Mehmet Ziya, "Türk Yurdu" başta olmak üzere Halka Doğru, İslâm Mecmuası, Millî Tetebbûlar Mecmuası, İktisadiyat Mecmuası, İçtimaiyat Mecmuası, Yeni Mecmua'da yazılar yazdı. Balkan Savaşı öncesinden I. Dünya Savaşı başlarına kadar Türk Yurdu dergisinin yönetim kurulunda kaldı, derginin her sayısına bir şiir bir de yazı yazdı. Türkleşmek-İslâmlaşmak-Muasırlaşmak başlıklı yazı dizisini kaleme aldı.1904- 1908 arasında Diyarbakır Gazetesi’nde şiir ve yazılarını yayımladı. İbrahim Paşa’nın halka yaptığı zulümleri "Şaki İbrahim Destanı" adlı yapıtında anlattı. Ziya Gökalp, bir yandan da eser vermeyi sürdürüyordu. 1914’te "Kızıl Elma"; 1918’de ise “Türkleşmek, İslâmlaşmak, Muasırlaşmak" adlı eseri ile "Yeni Hayat" isimli şiir kitabını yayımladı.

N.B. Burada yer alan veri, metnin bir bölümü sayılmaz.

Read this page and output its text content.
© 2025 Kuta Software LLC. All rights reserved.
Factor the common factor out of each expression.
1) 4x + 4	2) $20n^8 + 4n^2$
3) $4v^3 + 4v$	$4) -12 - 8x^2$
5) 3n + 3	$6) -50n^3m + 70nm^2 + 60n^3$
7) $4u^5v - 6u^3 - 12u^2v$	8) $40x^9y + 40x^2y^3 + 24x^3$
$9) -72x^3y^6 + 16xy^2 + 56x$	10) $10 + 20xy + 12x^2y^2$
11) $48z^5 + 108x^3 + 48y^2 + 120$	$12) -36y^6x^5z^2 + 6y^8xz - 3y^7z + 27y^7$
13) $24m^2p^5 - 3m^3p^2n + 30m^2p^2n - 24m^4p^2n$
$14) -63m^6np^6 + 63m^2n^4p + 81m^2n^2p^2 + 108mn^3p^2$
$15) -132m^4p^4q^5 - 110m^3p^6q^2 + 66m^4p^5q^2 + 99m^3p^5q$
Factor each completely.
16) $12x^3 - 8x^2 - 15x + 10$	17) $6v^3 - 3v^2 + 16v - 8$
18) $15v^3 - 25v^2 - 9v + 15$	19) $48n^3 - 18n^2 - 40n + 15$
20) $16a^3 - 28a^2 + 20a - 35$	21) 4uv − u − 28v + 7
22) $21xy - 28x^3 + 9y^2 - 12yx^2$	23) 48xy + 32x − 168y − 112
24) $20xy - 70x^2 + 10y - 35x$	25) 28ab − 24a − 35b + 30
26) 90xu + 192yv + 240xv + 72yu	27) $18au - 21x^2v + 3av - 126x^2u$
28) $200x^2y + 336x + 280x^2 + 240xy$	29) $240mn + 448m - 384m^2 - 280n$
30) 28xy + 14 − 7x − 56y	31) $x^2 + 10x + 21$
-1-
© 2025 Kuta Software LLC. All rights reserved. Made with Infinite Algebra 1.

I. Dünya Savaşı'nda Osmanlı Devleti'nin yenilmesinden sonra tüm görevlerinden alındı. 1919'da üniversite içinde İngilizler tarafından tutuklandı; dört ay Bekirağa Bölüğü’nde tutuklu kaldıktan sonra Ermeni soykırımı iddiaları ile ilgili işgal mahkemesi tarafından yargılandı. Mahkemede soykırım iddialarını kesinlikle reddetmiş ve Mukatele (karşılıklı öldürme) tezini savunmuştur. Yargılama sonucu diğer İttihatçılarla birlikte Malta’ya sürgüne gönderilen Ziya Gökalp, orada arkadaşlarına toplumbilim ve felsefe dersleri verdi. Malta sürgünlüğü döneminde ailesiyle yaptığı mektuplaşmalar daha sonra “Limni ve Malta Mektupları” adıyla kitaplaştırılmıştır; sözkonusu kitap orada geçirdikleri hayat şartlarıyla ilgili elimizdeki tek eserdir.Mustafa Kemal tarafından Mebus seçildiği sene Türkçülüğün Esasları isimli ünlü eserini yayımladı. Ankara’ya yerleşen Ziya Gökalp, kültürel ve düşünsel çalışmalarına hiç ara vermedi; dünya klasiklerinin Türkçeye çevrilip yayımlanmasına çalıştı.1924'te kısa süren bir hastalığın ardından dinlenmek için gittiği İstanbul'da 25 Ekim 1924 günü hayatını kaybetti. Fatih'teki II. Mahmud Türbesi hazîresine defnedildi.